Ce que cela change dans son utilisation

Trois conséquences pratiques en découlent, et toutes trois sont visibles sur la page.

Premièrement, un faible résidu n'est pas un certificat de garantie. Dans l'exécution diverge ci-dessus, le résidu est de 17,37 et augmente, ce cas est donc repéré. Mais dans l'exécution avec 0,57, le résidu est de 2 × 10⁻¹¹ et la réponse est une très bonne racine — seulement pas celle que la personne posant la question souhaitait. Les tests de convergence peuvent vous indiquer que vous avez trouvé une solution. Rien dans la méthode ne peut vous indiquer qu'il s'agit de la solution.

Deuxièmement, les limites du nombre d'itérations sont cruciales. L'explorateur s'arrête à vingt par défaut, ce qui est la seule raison pour laquelle l'exécution divergente a une fin plutôt qu'un dépassement de capacité. Les solveurs utilisés en production font la même chose, et ce nombre n'est pas arbitraire : une itération de Newton saine sur une fonction bien élevée atteint la précision machine en cinq à dix étapes ; ainsi, tout calcul tournant encore à vingt itérations ne converge pas lentement, il ne converge pas du tout.

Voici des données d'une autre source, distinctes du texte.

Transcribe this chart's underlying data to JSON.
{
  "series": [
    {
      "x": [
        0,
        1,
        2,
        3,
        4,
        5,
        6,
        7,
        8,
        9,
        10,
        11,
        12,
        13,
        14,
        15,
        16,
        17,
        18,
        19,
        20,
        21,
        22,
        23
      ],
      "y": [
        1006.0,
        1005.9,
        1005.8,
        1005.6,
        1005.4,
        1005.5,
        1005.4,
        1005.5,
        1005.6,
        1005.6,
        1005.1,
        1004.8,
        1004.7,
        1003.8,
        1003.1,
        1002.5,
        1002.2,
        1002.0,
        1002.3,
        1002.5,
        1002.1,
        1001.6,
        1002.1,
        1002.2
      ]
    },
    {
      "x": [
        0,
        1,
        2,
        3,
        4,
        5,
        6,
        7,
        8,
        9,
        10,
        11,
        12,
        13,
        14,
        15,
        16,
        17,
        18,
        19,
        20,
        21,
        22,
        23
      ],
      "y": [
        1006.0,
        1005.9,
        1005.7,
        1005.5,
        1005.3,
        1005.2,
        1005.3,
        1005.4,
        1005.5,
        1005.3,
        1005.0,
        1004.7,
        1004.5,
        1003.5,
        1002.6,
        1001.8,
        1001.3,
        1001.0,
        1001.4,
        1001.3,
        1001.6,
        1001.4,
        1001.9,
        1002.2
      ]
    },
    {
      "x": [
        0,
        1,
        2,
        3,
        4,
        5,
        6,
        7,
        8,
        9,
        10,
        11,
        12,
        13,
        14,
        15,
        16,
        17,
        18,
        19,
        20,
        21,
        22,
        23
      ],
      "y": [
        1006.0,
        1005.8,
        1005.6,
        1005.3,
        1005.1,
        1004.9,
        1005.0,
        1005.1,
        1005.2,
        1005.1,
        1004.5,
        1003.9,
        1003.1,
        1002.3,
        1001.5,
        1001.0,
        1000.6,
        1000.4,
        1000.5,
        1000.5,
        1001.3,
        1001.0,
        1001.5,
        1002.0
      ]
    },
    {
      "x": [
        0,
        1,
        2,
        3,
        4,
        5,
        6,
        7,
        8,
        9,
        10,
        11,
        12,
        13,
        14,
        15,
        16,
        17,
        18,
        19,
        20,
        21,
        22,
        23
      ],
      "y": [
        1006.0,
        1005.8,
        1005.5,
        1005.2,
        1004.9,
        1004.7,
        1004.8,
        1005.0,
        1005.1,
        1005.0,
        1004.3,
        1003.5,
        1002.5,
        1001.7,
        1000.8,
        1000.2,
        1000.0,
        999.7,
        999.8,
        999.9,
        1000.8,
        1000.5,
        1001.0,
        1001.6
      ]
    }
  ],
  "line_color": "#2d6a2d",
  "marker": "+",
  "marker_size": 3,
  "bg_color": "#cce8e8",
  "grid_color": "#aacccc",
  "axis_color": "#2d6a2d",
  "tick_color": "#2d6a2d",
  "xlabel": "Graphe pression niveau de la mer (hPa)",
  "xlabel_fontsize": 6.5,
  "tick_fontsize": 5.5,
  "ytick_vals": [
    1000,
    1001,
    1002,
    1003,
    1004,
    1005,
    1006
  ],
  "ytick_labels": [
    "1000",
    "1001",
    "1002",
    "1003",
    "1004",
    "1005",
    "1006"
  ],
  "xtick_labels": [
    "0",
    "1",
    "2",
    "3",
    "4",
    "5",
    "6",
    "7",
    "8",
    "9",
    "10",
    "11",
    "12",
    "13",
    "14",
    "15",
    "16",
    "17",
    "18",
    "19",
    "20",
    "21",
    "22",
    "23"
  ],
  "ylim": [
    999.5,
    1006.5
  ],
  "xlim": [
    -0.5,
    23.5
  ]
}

Troisièmement, le remède à un mauvais départ n'est généralement pas un meilleur algorithme, mais un encadrement. La dichotomie ne peut pas diverger — si la fonction change de signe sur un intervalle, la règle du point milieu ne peut pas en sortir — et elle ne peut pas choisir la mauvaise racine, car il n'y en a qu'une seule à l'intérieur de l'encadrement. Elle est simplement lente, gagnant un bit par étape plutôt que de doubler le nombre de chiffres. La plupart des solveurs réels utilisent donc une approche hybride : appliquer la dichotomie jusqu'à ce que l'estimation soit prouvée comme proche, puis laisser Newton terminer en trois étapes. Vous obtenez la vitesse là où les hypothèses se vérifient et la garantie là où elles ne se vérifient pas.

Il y a une note de bas de page concernant le nom. La méthode propre de Newton, datant d'environ 1669, n'utilisait pas de dérivées et était écrite pour les polynômes sous forme d'une suite de substitutions ; Raphson l'a simplifiée en 1690 ; la forme enseignée aujourd'hui, avec f′ et une fonction dérivable f quelconque, est celle de Simpson datant de 1740. Ypma a retracé toute cette filiation en 1995. L'algorithme qui échoue de manière si instructive sur la racine cubique est une simplification du XIXe siècle d'une recette du XVIIe siècle, et il fait partie de toute boîte à outils numérique depuis lors — d'où l'intérêt de savoir précisément où il flanche.